Primary Library Screening and Initial Hit Selection In total, the collection of compounds included 5040 small molecules from three structurally diverse compound libraries (see Table 3 for details). The compounds were diluted in DMSO to a working concentration and screened without repeats at a single point final concentration of 10 μM. Briefly, 75 nL of each compound was transferred and 4 μL of blocking solution was added to the desired wells of a 384-well plate using an Echo dispenser. 4 μL of 800 nM GST-E6 and 4 μL of His ₆ -Caspase 8 were added and preincubated for 60 minutes at room temperature. Thereafter, 8 μL of donor and acceptor bead mixture (20 μg/ml final concentration) was added. After the plates were sealed and incubated for 4 hours at room temperature, the plates were read using an Envision™ Multi-Label plate reader (Perkin Elmer). The percent inhibition of each compound was calculated, and the percent inhibition value that was 3 standard deviations above the sample mean (μ+3SD) was used as the selection threshold. Ten point serial dilutions of these compounds were performed to reconfirm dose dependence. Dose-response inhibition curves were constructed and _IC50s were calculated using GraphPad Prism using 4-parameter non-linear regression analysis.

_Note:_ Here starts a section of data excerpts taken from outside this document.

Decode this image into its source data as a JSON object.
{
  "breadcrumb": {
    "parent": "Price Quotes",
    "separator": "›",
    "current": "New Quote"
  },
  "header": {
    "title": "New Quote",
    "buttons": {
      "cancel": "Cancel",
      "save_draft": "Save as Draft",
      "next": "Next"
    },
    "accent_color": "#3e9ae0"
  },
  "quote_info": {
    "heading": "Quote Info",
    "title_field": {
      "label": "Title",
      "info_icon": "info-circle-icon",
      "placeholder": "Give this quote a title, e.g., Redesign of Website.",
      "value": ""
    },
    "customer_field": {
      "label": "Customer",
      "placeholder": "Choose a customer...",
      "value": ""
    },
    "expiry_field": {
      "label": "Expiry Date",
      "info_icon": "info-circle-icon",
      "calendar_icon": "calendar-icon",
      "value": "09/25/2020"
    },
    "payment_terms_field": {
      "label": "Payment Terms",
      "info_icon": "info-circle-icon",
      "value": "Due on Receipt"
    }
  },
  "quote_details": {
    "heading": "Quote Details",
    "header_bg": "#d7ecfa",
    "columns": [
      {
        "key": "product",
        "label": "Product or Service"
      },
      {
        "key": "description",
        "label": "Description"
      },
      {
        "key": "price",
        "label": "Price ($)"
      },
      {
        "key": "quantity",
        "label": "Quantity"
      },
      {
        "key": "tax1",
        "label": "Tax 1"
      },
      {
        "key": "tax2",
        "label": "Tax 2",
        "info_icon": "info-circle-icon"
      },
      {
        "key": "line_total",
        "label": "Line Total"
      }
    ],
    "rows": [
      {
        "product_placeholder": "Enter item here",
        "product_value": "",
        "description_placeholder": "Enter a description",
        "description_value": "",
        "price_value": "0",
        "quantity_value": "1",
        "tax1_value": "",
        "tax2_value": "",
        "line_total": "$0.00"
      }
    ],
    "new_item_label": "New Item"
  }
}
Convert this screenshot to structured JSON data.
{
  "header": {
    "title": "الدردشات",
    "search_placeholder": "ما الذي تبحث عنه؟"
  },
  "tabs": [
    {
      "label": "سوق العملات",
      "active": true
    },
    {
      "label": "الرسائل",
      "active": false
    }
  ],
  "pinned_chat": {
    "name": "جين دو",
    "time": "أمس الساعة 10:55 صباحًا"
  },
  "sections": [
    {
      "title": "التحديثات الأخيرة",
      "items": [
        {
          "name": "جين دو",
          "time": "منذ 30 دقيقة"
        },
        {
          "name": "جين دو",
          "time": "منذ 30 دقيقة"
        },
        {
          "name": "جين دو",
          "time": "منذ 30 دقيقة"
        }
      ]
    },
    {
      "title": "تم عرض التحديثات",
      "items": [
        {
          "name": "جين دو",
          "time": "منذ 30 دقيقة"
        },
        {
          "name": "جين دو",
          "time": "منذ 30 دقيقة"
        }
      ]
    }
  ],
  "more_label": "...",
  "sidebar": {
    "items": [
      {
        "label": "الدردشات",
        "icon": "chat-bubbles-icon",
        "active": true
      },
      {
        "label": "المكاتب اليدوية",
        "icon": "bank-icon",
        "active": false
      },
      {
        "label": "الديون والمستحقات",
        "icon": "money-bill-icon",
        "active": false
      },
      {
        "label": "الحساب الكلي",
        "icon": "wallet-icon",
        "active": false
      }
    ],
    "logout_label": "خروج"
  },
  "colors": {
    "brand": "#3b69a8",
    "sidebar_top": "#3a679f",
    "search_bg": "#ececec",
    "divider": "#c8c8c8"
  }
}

Counter-Screening Assay and Hit Confirmation The primary counter-screening assay was based on using the GST-His ₆ fusion peptide as the E6 binding partner instead of GST-E6-His ₆ -Caspase8. Candidate hits for the primary screen were prepared using 6-point serial dilutions. Compounds were transferred to plates containing 4 μL of blocking buffer using an Echo dispenser. Then 8 μL of 5 nM GST-His ₆ peptide was added. The mixture was preincubated for 60 minutes at room temperature. Glutathione donor and nickel chelate acceptor beads (20 μg/mL final concentration) were added and incubated for an additional 60 minutes at room temperature. Compound dose dependence using GST-E6-His ₆ -Caspase8 was performed in parallel using a similar protocol to the primary screen. The signal was then read using an Envision ^™ plate reader. After IC ₅₀ calculation using GraphPad Prism, selection was based on selectivity index (SI) and maximal inhibition of E6-Caspase8 binding ≧50%.

Secondary counter-screening is based on GST-Caspase8 and His6-Caspase8. Hits from the GST-6xHis counterscreen were tested in triplicate at a single concentration of 10 μM. Briefly, 5 μL of compound was manually added to plate wells containing 5 μL of blocking buffer. 5 μL of 400 nM GST-Caspase 8 and 5 μL of 400 nM His-Caspase 8 were added and pre-incubated for 1 hour at room temperature. Glutathione donor and nickel chelate acceptor beads (20 μg/mL final concentration) were added and incubated for an additional 60 minutes at room temperature before signal quantification. This experiment was repeated twice on different days. Results were processed as above and percent inhibition was calculated relative to vehicle control. Compounds with less than 20% percent inhibition of Caspase 8 dimerization were selected for further investigation.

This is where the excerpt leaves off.